Esos fallos generaron escozor especialmente entre el gobierno y los militares, que en el pasado los consideraron victorias jurídicas de la insurgencia. Por eso, en algunas ocasiones cumplía la mayor parte de la sentencia, salvo la obligación de pedir perdón. Además, por cuenta de que en algunos de estos casos (como en Mapiripán) se identificaron falsas víctimas y se denunciaron irregularidades de las ONG que adelantaban esos procesos, algunos de estos despertaron las más enconadas controversias.

Los gobiernos comenzaron a etiquetar a la CIDH como su enemiga, pero al mismo tiempo sus ciudadanos cada vez confiaban más en ella. Mientras en 2006 recibía 1.325 peticiones, el año pasado llegaron 2.164. Este país vivió ese boom como ningún otro. En 2006, los colombianos presentaron 136 casos y 419 en 2015. El país es el segundo con más solicitudes después de México.

La crisis económica hace que para la CIDH hoy sea prácticamente imposible cumplir esas expectativas. En este momento tienen más de 6.000 peticiones, pero un equipo de 12 abogados para analizarlas y tres para determinar si otorgan medidas cautelares. “Tenemos menos abogados y abogadas que el número de países que atendemos. ¿Cómo podemos cumplir así nuestro mandato?”, escribió Cavallaro. La corte no ha salido a hacer ese anuncio aún, pero se sabe que vive la misma situación.

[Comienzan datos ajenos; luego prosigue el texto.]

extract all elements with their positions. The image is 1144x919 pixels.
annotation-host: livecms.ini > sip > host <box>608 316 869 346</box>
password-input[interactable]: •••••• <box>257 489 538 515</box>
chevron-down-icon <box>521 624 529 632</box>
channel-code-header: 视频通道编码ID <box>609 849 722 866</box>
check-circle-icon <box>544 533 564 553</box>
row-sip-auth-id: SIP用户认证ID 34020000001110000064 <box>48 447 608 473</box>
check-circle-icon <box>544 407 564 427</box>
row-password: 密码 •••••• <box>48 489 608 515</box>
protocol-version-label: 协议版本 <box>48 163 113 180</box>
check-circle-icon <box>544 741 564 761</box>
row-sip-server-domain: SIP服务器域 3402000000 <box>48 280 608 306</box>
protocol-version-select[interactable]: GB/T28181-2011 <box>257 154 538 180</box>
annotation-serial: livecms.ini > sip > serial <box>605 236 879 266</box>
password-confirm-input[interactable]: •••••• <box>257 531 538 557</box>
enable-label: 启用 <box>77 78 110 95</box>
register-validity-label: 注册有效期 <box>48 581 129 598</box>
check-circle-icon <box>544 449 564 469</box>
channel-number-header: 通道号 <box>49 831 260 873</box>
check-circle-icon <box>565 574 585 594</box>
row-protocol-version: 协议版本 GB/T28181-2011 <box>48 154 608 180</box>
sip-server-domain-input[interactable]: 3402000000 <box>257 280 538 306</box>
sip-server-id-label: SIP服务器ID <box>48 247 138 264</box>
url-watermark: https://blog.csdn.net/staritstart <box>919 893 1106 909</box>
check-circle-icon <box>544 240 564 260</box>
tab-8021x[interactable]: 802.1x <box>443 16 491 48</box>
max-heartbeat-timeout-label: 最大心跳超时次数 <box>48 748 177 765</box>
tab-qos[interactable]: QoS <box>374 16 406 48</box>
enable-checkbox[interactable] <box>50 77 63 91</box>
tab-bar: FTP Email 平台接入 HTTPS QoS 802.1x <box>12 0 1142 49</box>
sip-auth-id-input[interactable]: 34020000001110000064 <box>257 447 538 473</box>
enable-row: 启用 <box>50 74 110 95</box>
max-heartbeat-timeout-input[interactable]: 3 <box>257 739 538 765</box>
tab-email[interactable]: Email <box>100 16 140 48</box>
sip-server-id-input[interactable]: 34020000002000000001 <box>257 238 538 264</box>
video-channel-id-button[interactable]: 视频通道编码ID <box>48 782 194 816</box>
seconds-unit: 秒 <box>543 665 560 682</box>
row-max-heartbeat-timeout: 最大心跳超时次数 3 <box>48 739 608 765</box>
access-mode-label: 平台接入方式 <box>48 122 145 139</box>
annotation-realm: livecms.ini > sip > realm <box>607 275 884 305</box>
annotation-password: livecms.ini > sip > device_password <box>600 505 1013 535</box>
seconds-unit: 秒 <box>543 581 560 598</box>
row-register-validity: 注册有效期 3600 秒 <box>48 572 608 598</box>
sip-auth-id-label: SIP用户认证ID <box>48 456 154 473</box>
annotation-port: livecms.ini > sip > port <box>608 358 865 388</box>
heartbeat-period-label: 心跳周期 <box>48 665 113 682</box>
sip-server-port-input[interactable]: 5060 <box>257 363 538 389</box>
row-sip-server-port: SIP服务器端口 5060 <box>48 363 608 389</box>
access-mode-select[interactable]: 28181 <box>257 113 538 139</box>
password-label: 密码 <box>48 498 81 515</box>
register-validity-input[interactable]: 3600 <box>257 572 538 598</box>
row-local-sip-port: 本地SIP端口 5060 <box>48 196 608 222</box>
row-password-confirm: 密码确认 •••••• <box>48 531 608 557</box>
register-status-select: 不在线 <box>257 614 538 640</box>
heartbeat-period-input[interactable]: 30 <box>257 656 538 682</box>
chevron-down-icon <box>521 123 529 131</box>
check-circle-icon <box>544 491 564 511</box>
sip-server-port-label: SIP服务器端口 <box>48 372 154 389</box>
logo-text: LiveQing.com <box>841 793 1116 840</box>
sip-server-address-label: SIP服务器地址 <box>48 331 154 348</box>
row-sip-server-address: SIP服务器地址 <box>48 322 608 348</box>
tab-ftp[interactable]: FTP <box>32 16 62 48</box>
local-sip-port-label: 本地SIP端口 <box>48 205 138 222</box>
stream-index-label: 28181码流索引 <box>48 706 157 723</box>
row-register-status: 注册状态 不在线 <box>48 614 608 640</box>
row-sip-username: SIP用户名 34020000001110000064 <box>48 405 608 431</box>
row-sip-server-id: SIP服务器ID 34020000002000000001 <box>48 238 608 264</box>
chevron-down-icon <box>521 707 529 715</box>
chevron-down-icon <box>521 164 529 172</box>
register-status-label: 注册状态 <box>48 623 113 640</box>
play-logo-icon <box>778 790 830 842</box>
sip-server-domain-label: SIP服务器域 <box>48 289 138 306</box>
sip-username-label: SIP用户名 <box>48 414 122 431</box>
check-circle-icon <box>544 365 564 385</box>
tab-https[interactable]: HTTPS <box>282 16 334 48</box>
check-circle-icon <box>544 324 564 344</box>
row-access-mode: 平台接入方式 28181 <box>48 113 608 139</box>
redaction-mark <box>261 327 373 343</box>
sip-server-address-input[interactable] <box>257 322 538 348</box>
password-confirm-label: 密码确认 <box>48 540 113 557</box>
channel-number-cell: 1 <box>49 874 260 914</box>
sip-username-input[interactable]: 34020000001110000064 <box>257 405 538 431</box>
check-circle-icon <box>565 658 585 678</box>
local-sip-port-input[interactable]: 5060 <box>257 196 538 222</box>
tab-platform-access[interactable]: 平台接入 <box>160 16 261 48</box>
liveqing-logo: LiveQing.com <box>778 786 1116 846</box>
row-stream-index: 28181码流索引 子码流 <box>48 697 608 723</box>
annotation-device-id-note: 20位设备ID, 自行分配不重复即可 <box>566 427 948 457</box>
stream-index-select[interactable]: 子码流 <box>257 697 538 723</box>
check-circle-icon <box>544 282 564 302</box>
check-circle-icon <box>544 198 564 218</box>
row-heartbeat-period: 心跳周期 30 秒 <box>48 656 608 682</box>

Muchos creen que los propios gobiernos provocan la asfixia económica que atraviesa el sistema. Como a ninguno le interesa que los fiscalice e investigue, no es fácil que alguno saque la chequera. Ese problema no ocurría en el pasado porque el sistema recibía una parte de su presupuesto de la OEA y otro de la comunidad internacional. La crisis de la primera generó ese efecto dominó. Esta semana su secretario, Luis Almagro, anunció que allá también habrá recortes. Por otro lado, los países escandinavos, que antes aportaban grandes sumas, reenfocaron sus esfuerzos ante el dramático problema de los refugiados en el Viejo Continente.

Un dato que evidencia la falta de interés es que los países de América Latina sí financian la Corte Penal Internacional, aun cuando ese organismo no estudia casi ningún caso del continente. Mientras le giran a La Haya 13 millones de dólares al año, a la CIDH entre todos apenas reúnen 200.000 dólares. Colombia ha sido uno de los países que más ha reducido sus donaciones. Según el secretario ejecutivo, Emilio Álvarez, antes aportaba 400.000 dólares, el año pasado entregó 50.000 y este no ha dado un centavo.

La súplica de la CIDH muy seguramente no resolverá el problema del todo, pero ayudará a sobrellevar la crisis. Sin embargo, se anticipa que la comisión sufrirá una de sus mayores transformaciones y que se cambiará el esquema de financiación. Las decenas de colombianos que hacen fila casi a diario en ese organismo seguramente ahora estarán cruzando los dedos para que esos problemas financieros se arreglen pronto.